Scalability & Performance

Scaling Strategies: Horizontal vs Vertical, Sharding, and Auto-Scaling

Learn how to scale systems to handle millions of users. Cover vertical and horizontal scaling, database sharding, caching strategies, and auto-scaling patterns.

22 min readscalinghorizontal scalingvertical scalingshardingauto-scalingperformance

Why Scaling Matters

A system that works for 100 users might fail for 100,000. Understanding scaling strategies ensures your system can grow with your user base.

The scalability golden rule: Scale out (horizontal) before scaling up (vertical). Horizontal scaling provides better fault tolerance and cost efficiency at scale.


Vertical vs Horizontal Scaling

Vertical Scaling (Scale Up)

Add more resources to a single machine.

AspectDescription
ProsSimple, no code changes needed
ConsHardware limits, single point of failure
CostExpensive at high end (big machines)

Horizontal Scaling (Scale Out)

Add more machines to the pool.

AspectDescription
ProsUnlimited scale, fault tolerance
ConsComplexity (statelessness, data distribution)
CostLinear cost with users
⚠️

Key requirement for horizontal scaling: Services must be stateless. Any state (sessions, cache) must be stored externally (Redis, database).


The Scale Cube

Three Axes of Scaling

AxisStrategyExample
XClone/replicateRun multiple identical app instances
YSplit by dataShard users across databases
ZSplit by functionSeparate services for users, orders, payments

Database Scaling

Read Replicas

When to use: When reads >> writes, and eventual consistency is acceptable.

Database Sharding

Sharding Strategies

StrategyShard KeyUse Case
Range-basedUser ID ranges (0-1M, 1M-2M)Sequential access
Hash-basedhash(user_id) % num_shardsEven distribution
Directory-basedLookup serviceFlexible routing
Geo-basedRegion/ datacenterLow latency for local users

Challenges with Sharding

  1. Cross-shard queries: Queries spanning multiple shards are expensive
  2. Rebalancing: Adding/removing shards requires data migration
  3. Joins across shards: Denormalize or accept application-level joins

Start with read replicas, not sharding. Most applications can scale to millions of users with read replicas and caching. Only shard when you've exhausted other options.


Caching for Scale

Cache Hierarchy

Cache Patterns at Scale

PatternDescriptionUse Case
Cache-AsideApp manages cacheGeneral purpose
Read-ThroughCache fetches on missSimplified app code
Write-ThroughWrite to cache + DBConsistency priority
Write-BehindWrite to cache, async to DBWrite-heavy workloads

Auto-Scaling

Automatically adjust capacity based on demand.

Scaling Metrics

MetricGood ThresholdAction
CPU> 70% sustainedScale up
Memory> 80%Scale up
Request countPredictable patternScheduled scaling
LatencyP99 > thresholdScale up
Queue depthGrowingScale up

Scale-Up vs Scale-Out

AspectScale Up (Vertical)Scale Out (Horizontal)
SpeedMinutesSeconds
MaximumLimited by hardwareVirtually unlimited
CostNon-linear (expensive at top)Linear
ComplexityLowHigher
RiskSingle point of failureBetter fault tolerance

CDN and Edge Computing

CDN Caching Strategy

Content TypeTTLStrategy
Static assetsDaysCache long
API responsesMinutesShort TTL
PersonalizedNoneDon't cache
User-generatedConfigurableBalance freshness

Real-World Scaling Example: Twitter/X

💡

Timeline serving: Twitter pre-computes and caches timelines in Redis. When you open the app, your feed is served from cache, not computed on-demand.

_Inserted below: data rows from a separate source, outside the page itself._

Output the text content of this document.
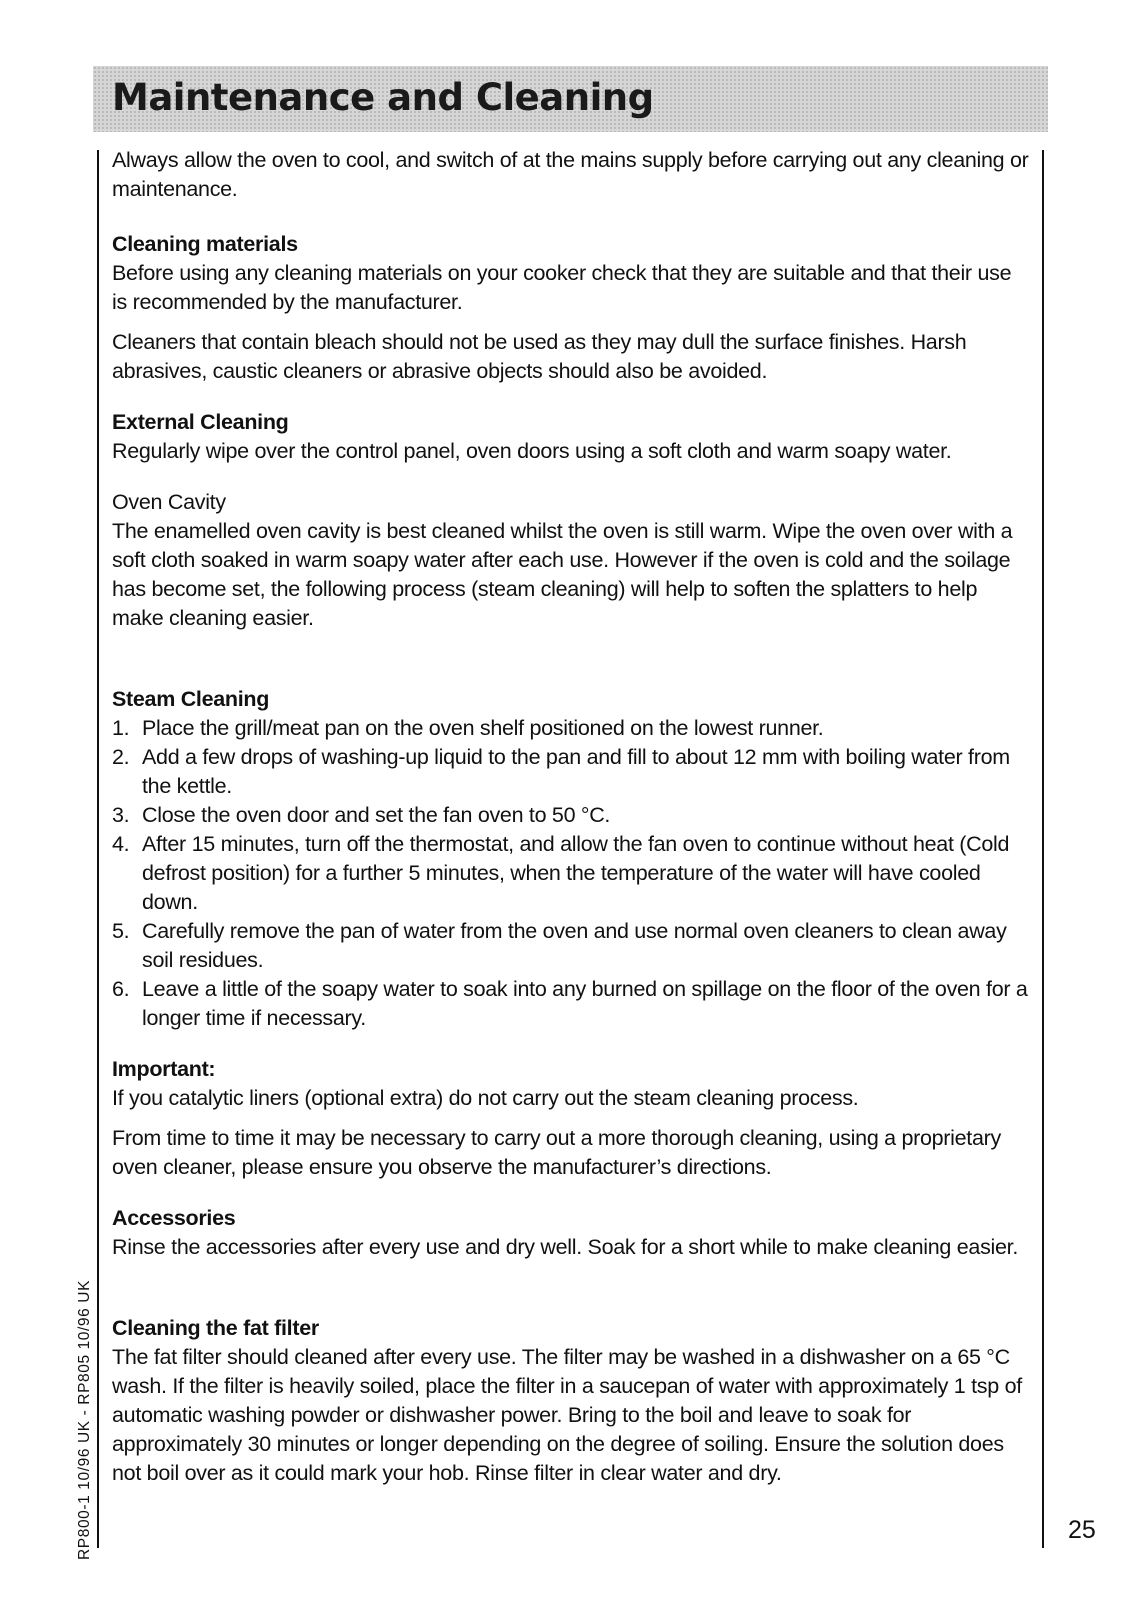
Maintenance and Cleaning
RP800-1 10/96 UK - RP805 10/96 UK	25

Always allow the oven to cool, and switch of at the mains supply before carrying out any cleaning or maintenance.

Cleaning materials

Before using any cleaning materials on your cooker check that they are suitable and that their use is recommended by the manufacturer.

Cleaners that contain bleach should not be used as they may dull the surface finishes. Harsh abrasives, caustic cleaners or abrasive objects should also be avoided.

External Cleaning

Regularly wipe over the control panel, oven doors using a soft cloth and warm soapy water.

Oven Cavity

The enamelled oven cavity is best cleaned whilst the oven is still warm. Wipe the oven over with a soft cloth soaked in warm soapy water after each use. However if the oven is cold and the soilage has become set, the following process (steam cleaning) will help to soften the splatters to help make cleaning easier.

Steam Cleaning
1. Place the grill/meat pan on the oven shelf positioned on the lowest runner.
2. Add a few drops of washing-up liquid to the pan and fill to about 12 mm with boiling water from the kettle.
3. Close the oven door and set the fan oven to 50 °C.
4. After 15 minutes, turn off the thermostat, and allow the fan oven to continue without heat (Cold defrost position) for a further 5 minutes, when the temperature of the water will have cooled down.
5. Carefully remove the pan of water from the oven and use normal oven cleaners to clean away soil residues.
6. Leave a little of the soapy water to soak into any burned on spillage on the floor of the oven for a longer time if necessary.
Important:

If you catalytic liners (optional extra) do not carry out the steam cleaning process.

From time to time it may be necessary to carry out a more thorough cleaning, using a proprietary oven cleaner, please ensure you observe the manufacturer’s directions.

Accessories

Rinse the accessories after every use and dry well. Soak for a short while to make cleaning easier.

Cleaning the fat filter

The fat filter should cleaned after every use. The filter may be washed in a dishwasher on a 65 °C wash. If the filter is heavily soiled, place the filter in a saucepan of water with approximately 1 tsp of automatic washing powder or dishwasher power. Bring to the boil and leave to soak for approximately 30 minutes or longer depending on the degree of soiling. Ensure the solution does not boil over as it could mark your hob. Rinse filter in clear water and dry.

What to Remember for Interviews

  1. Stateless design: Enable horizontal scaling by storing state externally
  2. Caching first: Before scaling infrastructure, optimize with caching
  3. Read replicas: Simple way to scale reads
  4. Sharding: When you need to scale writes, shard by a good key
  5. Auto-scaling: Respond to demand automatically with metrics-based policies

Practice: Design the scaling strategy for an e-commerce site expecting 10x traffic during Black Friday. What components need scaling? What can stay static? How would you test it?